University of California - Los Angeles, Center for 17th- & 18th-Century Studies
Editor & Technologist
|Institution Type:||College / University|
|Location:||California, United States|
Ahmanson-Getty Postdoctoral Fellowships
The theme-based resident fellowship program, established with the support of the Ahmanson Foundation and the J. Paul Getty Trust, is designed to promote the participation of junior scholars in the Center’s yearlong core program. Awards are for three consecutive quarters in residence at the Clark. Scholars must have received their doctorates in the last six years, and their research should pertain to the announced theme. Fellows are expected to make a substantive contribution to the Center’s workshops and seminars. The Core Program for 2018–19 is:
Making Worlds: Art, Materiality, and Early Modern Globalization
organized by Bronwen Wilson (UCLA) and Angela Vanhaelen (McGill University)
co-sponsored by the Social Sciences and Humanities Research Council of Canada (SSHRC) Insight Grant
Narratives of colonialism, empire building, and religious mission—of center, periphery and globalization—have been under revision in recent years in order to nuance our understanding of what were immensely complex and multi-faceted phenomena. This year’s conference series will shift the focus from governing regimes and institutions to ways in which creative forms and practices were intertwined in the dynamics of materiality and early modern globalism. Such a proposition directs analysis toward the flow of materials, artefacts, and motifs across borders and bodies of water. It attends to experimentation that activated and responded to this traffic in things; it investigates these interactions as constant, on-going processes, thereby bringing innovation, ornamentation, improvisation, and sensation to the fore.
Such interactions were given impetus by an efflorescence of cosmopolitan spaces in the seventeenth and eighteenth centuries.

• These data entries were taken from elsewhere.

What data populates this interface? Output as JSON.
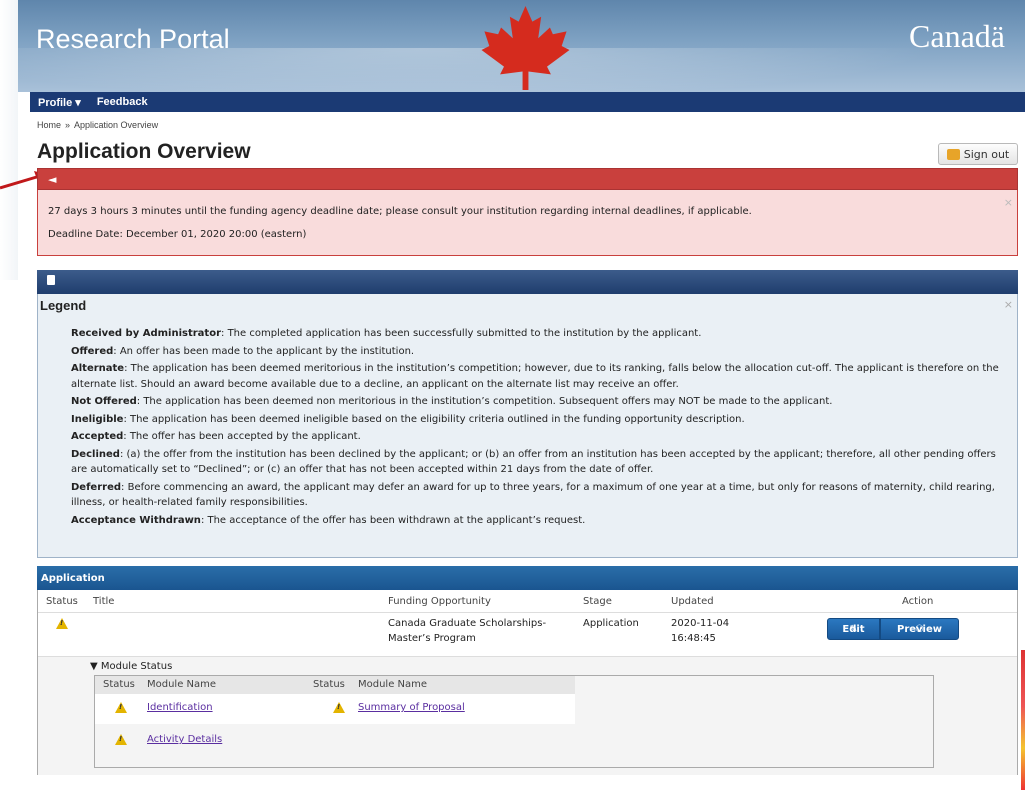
{
  "header": {
    "portal_title": "Research Portal",
    "wordmark": "Canadä"
  },
  "nav": {
    "items": [
      {
        "label": "Profile ▾"
      },
      {
        "label": "Feedback"
      }
    ]
  },
  "breadcrumb": {
    "home": "Home",
    "separator": "»",
    "current": "Application Overview"
  },
  "page": {
    "title": "Application Overview",
    "sign_out_label": "Sign out"
  },
  "alert": {
    "line1": "27 days 3 hours 3 minutes until the funding agency deadline date; please consult your institution regarding internal deadlines, if applicable.",
    "line2": "Deadline Date: December 01, 2020 20:00 (eastern)",
    "close": "×"
  },
  "legend": {
    "title": "Legend",
    "close": "×",
    "items": [
      {
        "term": "Received by Administrator",
        "desc": ": The completed application has been successfully submitted to the institution by the applicant."
      },
      {
        "term": "Offered",
        "desc": ": An offer has been made to the applicant by the institution."
      },
      {
        "term": "Alternate",
        "desc": ": The application has been deemed meritorious in the institution’s competition; however, due to its ranking, falls below the allocation cut-off. The applicant is therefore on the alternate list. Should an award become available due to a decline, an applicant on the alternate list may receive an offer."
      },
      {
        "term": "Not Offered",
        "desc": ": The application has been deemed non meritorious in the institution’s competition. Subsequent offers may NOT be made to the applicant."
      },
      {
        "term": "Ineligible",
        "desc": ": The application has been deemed ineligible based on the eligibility criteria outlined in the funding opportunity description."
      },
      {
        "term": "Accepted",
        "desc": ": The offer has been accepted by the applicant."
      },
      {
        "term": "Declined",
        "desc": ": (a) the offer from the institution has been declined by the applicant; or (b) an offer from an institution has been accepted by the applicant; therefore, all other pending offers are automatically set to “Declined”; or (c) an offer that has not been accepted within 21 days from the date of offer."
      },
      {
        "term": "Deferred",
        "desc": ": Before commencing an award, the applicant may defer an award for up to three years, for a maximum of one year at a time, but only for reasons of maternity, child rearing, illness, or health-related family responsibilities."
      },
      {
        "term": "Acceptance Withdrawn",
        "desc": ": The acceptance of the offer has been withdrawn at the applicant’s request."
      }
    ]
  },
  "application": {
    "section_title": "Application",
    "columns": {
      "status": "Status",
      "title": "Title",
      "funding": "Funding Opportunity",
      "stage": "Stage",
      "updated": "Updated",
      "action": "Action"
    },
    "row": {
      "status_icon": "warning-icon",
      "title": "",
      "funding_line1": "Canada Graduate Scholarships-",
      "funding_line2": "Master’s Program",
      "stage": "Application",
      "updated_date": "2020-11-04",
      "updated_time": "16:48:45",
      "edit_label": "Edit",
      "preview_label": "Preview"
    },
    "modules": {
      "toggle_label": "▼ Module Status",
      "columns": {
        "status": "Status",
        "name": "Module Name"
      },
      "items": [
        {
          "name": "Identification",
          "status_icon": "warning-icon"
        },
        {
          "name": "Summary of Proposal",
          "status_icon": "warning-icon"
        },
        {
          "name": "Activity Details",
          "status_icon": "warning-icon"
        }
      ]
    }
  }
}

These are cities, ports, exhibition sites, ships, caravanserais, markets, museums, theaters, and warehouses. They are spaces that are open to becoming something new, provisional instead of fixed in their form; they are not inherently hierarchical nor merely commercial, but inflected by global relations of power; they are spaces in which distance and presence are brought into consideration with each other. They are spaces through which people of diverse ethnicities, faiths, and vocational interests came and went. Allowing for convergences, reorientations, and interconnections, cosmopolitan spaces propelled people and artefacts in unexpected directions, giving rise to new ways of thinking.

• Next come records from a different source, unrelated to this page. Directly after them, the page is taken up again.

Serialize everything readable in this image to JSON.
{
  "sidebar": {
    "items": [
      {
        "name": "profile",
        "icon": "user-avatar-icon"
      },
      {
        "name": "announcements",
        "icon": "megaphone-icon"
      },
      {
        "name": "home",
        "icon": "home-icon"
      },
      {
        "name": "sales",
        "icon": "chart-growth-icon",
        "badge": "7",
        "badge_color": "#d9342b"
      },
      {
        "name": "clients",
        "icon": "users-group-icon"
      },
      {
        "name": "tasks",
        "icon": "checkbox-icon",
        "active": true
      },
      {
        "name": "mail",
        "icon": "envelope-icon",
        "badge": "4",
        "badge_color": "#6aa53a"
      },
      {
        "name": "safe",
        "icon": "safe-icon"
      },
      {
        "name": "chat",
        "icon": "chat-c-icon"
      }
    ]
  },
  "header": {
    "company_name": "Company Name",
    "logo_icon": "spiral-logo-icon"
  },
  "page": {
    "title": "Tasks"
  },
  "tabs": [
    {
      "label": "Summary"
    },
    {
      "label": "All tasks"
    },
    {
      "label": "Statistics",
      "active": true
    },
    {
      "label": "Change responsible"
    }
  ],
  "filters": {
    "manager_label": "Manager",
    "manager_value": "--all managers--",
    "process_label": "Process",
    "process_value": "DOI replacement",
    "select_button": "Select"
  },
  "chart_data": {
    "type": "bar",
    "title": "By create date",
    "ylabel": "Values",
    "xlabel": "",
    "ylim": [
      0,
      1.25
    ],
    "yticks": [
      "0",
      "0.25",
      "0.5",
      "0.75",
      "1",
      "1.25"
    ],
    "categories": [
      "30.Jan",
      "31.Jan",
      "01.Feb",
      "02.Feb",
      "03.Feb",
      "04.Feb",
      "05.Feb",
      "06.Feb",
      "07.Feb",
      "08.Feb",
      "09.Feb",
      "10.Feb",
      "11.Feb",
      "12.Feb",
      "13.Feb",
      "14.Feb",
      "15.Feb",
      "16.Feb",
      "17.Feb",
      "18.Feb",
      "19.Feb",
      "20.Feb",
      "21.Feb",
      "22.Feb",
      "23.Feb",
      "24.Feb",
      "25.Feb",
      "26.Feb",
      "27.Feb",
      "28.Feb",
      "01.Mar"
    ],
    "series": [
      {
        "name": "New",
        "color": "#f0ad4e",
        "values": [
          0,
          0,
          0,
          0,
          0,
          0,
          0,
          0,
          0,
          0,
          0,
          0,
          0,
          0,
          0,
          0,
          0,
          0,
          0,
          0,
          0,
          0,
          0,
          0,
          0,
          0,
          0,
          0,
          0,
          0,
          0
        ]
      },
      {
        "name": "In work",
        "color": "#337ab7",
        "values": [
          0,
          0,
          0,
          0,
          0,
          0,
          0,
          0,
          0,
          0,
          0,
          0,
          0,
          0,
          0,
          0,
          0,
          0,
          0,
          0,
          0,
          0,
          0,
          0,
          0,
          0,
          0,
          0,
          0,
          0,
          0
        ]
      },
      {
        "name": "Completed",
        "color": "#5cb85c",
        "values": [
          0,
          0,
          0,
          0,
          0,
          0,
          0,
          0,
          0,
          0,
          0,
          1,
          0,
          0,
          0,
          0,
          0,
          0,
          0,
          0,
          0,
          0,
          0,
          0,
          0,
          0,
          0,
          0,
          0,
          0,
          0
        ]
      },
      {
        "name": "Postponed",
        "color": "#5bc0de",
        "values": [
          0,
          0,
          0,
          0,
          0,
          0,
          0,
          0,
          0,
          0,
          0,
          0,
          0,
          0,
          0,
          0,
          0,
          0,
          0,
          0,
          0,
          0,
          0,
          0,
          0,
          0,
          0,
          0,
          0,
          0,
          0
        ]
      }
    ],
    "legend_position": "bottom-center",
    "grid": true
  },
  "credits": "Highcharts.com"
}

These interconnected themes of spaces, materials, and imagination will be examined in three conferences through developing a series of interrelated case studies of movement and migration. These sessions will foster discussion and debate with visiting and local researchers and with the Making Worlds research project (www.makingworlds.net).
The first conference, In Between Spaces, will consider movement, migration, and invention through, between, and within early modern spaces. The papers will explore new uses for, practices in, and configurations of spaces such as inns, ships, caravans, islands, warehouses, deserts, streets, and waterways. Such spaces could be in motion or transitional, both isolated and connected, and open to unpredictable forms of traffic. These spaces have much to teach us about flows and commingling of materials, media, motifs, practices, and people across and between cultures in the early modern world. The second conference, Material Flows, will consider the flows, circuitry, and transformations of materials, motifs, styles, artistic vocabularies, and practices across geographical boundaries. Recent considerations of transnational studies and the global turn have prompted a shift away from area studies, state formation, and fixed borders to take into account concepts such as mobility and cultural entanglement. Papers will take up artefacts and motifs, tracing their circuitry and their paths to explore the implications of global movement and material flows. The final conference turns to “Other Worlds.” These are imaginary places, such as utopias and paradises; sites, like Jerusalem, that have been recreated elsewhere; travel narratives; costumes, performances, and ballets, such as Ben Jonson’s Masque of Blackness (1605) and Daniel Rabel’s designs of Americans for René Bordier’s Ballet de la Douairière de Billebahaut (1626); and representations of terrestrial and astronomical imagery. Papers will consider ways in which literary, theatrical, theological, mythological, architectural, and geographical forms became loci for imagining and inventing other worlds.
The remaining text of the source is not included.